Orban was often criticised for his concentrated effort on censoring independent media in the country. Let us all remember about the generated polemic around Navracsics’ portfolio, which, thanks to social pressure, changed “Citizenship” to “Sport” (also an easy and quick solution to guarantee the Hungarian Commissioner his position as it was a bit fragile after being asked to go through a second hearing in Parliament).
Not the first issue with Hungary
In January 2011, the European Commission published a press release about a new media law implemented by the Hungarian government saying: “Hungary's new media law, which requires all media to register as such and provide ‘balanced’ coverage of national and EU events, was debated by the Civil Liberties and the Culture committees in Strasbourg on Monday.”

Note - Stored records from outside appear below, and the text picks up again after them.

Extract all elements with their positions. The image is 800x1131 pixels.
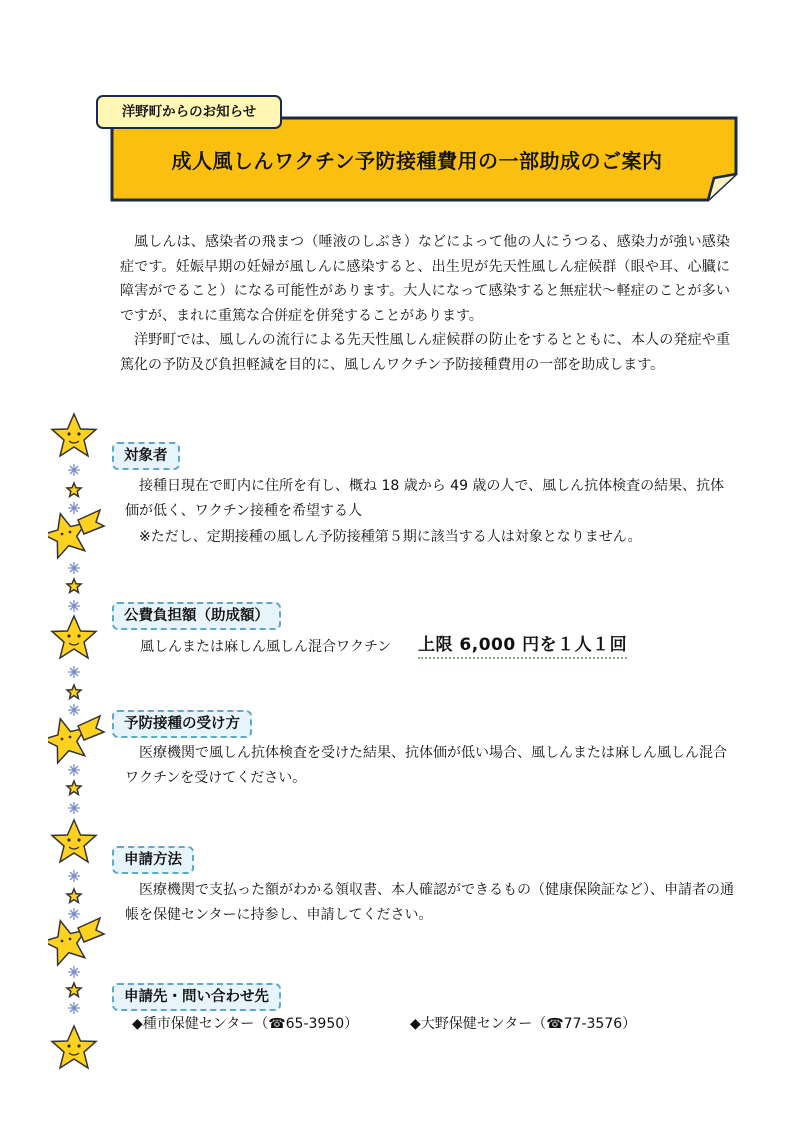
subsidy-amount: 上限 6,000 円を１人１回 — [418, 630, 627, 659]
subsidy-heading: 公費負担額（助成額） — [112, 602, 281, 630]
star-icon — [52, 1026, 96, 1068]
intro-text — [120, 230, 730, 377]
intro-paragraph-1: 風しんは、感染者の飛まつ（唾液のしぶき）などによって他の人にうつる、感染力が強い感染症です。妊娠早期の妊婦が風しんに感染すると、出生児が先天性風しん症候群（眼や耳、心臓に障害がでること）になる可能性があります。大人になって感染すると無症状～軽症のことが多いですが、まれに重篤な合併症を併発することがあります。 — [120, 234, 730, 324]
star-decoration — [48, 410, 108, 1090]
contact-heading: 申請先・問い合わせ先 — [112, 983, 281, 1011]
apply-heading: 申請方法 — [112, 846, 194, 874]
apply-text: 医療機関で支払った額がわかる領収書、本人確認ができるもの（健康保険証など）、申請者の通帳を保健センターに持参し、申請してください。 — [125, 882, 734, 923]
subsidy-vaccine: 風しんまたは麻しん風しん混合ワクチン — [140, 639, 392, 655]
how-text: 医療機関で風しん抗体検査を受けた結果、抗体価が低い場合、風しんまたは麻しん風しん混合ワクチンを受けてください。 — [125, 745, 727, 786]
star-icon — [52, 616, 96, 658]
how-heading: 予防接種の受け方 — [112, 710, 252, 738]
page-title: 成人風しんワクチン予防接種費用の一部助成のご案内 — [171, 149, 663, 173]
star-icon — [52, 820, 96, 862]
target-heading: 対象者 — [112, 442, 180, 470]
shooting-star-icon — [48, 713, 104, 765]
contact-office-2: ◆大野保健センター（☎77-3576） — [410, 1016, 637, 1032]
target-note: ※ただし、定期接種の風しん予防接種第５期に該当する人は対象となりません。 — [139, 529, 642, 545]
target-text: 接種日現在で町内に住所を有し、概ね 18 歳から 49 歳の人で、風しん抗体検査の結果、抗体価が低く、ワクチン接種を希望する人 — [125, 478, 725, 519]
shooting-star-icon — [48, 508, 104, 560]
intro-paragraph-2: 洋野町では、風しんの流行による先天性風しん症候群の防止をするとともに、本人の発症や重篤化の予防及び負担軽減を目的に、風しんワクチン予防接種費用の一部を助成します。 — [120, 332, 730, 373]
notice-tag: 洋野町からのお知らせ — [96, 95, 282, 129]
star-icon — [52, 414, 96, 456]
shooting-star-icon — [48, 915, 104, 967]
contact-office-1: ◆種市保健センター（☎65-3950） — [132, 1016, 359, 1032]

Some MEPs urged Hungary to withdraw the law immediately, whilst others urged it to wait until the European Commission had assessed its compatibility with EU legislation and fundamental rights. The Hungarian Justice minister promised to amend it if necessary. Despite the fact that the criteria must be the same for all Member States, almost four years later the free media topic appears not to have changed, while Tibor Navracsis jumped up and now plays an important role in the European spectrum… Is this congruent?

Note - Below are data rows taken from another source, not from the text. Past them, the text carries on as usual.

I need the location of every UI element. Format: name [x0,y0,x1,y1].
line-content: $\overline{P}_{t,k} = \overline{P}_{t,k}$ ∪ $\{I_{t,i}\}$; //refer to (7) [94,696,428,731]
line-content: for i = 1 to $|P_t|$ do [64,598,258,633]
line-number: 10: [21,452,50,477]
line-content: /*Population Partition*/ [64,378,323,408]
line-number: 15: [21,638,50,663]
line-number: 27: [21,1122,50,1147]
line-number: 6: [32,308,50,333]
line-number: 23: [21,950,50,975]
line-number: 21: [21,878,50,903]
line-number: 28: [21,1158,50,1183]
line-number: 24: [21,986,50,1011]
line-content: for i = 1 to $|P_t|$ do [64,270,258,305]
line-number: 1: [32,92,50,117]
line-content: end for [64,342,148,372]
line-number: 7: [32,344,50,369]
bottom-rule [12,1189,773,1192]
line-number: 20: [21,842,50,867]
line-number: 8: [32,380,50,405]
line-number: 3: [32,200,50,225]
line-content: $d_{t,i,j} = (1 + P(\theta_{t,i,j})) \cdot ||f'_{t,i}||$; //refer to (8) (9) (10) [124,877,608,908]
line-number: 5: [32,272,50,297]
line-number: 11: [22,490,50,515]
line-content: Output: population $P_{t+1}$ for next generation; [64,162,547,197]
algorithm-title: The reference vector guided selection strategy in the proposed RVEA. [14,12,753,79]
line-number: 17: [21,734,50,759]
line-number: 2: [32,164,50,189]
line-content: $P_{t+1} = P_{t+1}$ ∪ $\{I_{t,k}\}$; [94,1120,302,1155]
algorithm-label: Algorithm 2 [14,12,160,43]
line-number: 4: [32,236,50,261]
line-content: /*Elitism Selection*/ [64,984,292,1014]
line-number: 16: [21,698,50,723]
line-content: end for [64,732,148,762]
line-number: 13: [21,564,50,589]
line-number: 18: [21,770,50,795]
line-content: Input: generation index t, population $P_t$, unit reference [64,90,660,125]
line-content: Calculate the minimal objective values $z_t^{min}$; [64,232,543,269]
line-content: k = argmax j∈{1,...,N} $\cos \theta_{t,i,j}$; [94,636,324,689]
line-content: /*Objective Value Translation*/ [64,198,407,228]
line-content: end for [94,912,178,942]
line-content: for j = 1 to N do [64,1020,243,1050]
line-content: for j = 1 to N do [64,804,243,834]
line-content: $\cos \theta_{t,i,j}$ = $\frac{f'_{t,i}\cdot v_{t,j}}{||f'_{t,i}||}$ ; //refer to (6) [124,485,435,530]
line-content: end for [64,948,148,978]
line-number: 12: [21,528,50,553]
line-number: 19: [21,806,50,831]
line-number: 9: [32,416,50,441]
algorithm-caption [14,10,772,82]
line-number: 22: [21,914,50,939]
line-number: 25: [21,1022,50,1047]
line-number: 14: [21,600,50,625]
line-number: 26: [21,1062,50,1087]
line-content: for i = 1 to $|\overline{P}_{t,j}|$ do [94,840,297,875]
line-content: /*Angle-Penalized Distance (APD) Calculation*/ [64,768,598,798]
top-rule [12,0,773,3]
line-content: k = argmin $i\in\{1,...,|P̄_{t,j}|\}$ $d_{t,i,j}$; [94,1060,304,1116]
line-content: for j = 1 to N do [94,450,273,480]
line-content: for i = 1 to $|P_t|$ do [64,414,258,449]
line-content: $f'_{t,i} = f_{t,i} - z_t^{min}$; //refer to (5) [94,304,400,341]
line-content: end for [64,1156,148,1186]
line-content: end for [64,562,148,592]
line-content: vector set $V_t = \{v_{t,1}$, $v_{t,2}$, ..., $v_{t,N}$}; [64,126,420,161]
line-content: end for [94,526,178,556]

In regards to the recent measure to be adopted by the Hungarian government over internet traffic taxation, the spokesman of Neelie Kroes, ex Vice-President of the Commission and in charge of Digital Agenda, by saying that this is a “terrible idea” and furthermore, “it’s not a question of whether the law is legal or not but it’s part of a troubling pattern of behavior and laws from the Hungarian government”. Naturally, over the past days, Hungary has been the stage for massive demonstrations against Orban’s government and his primitive ideas concerning freedom of information.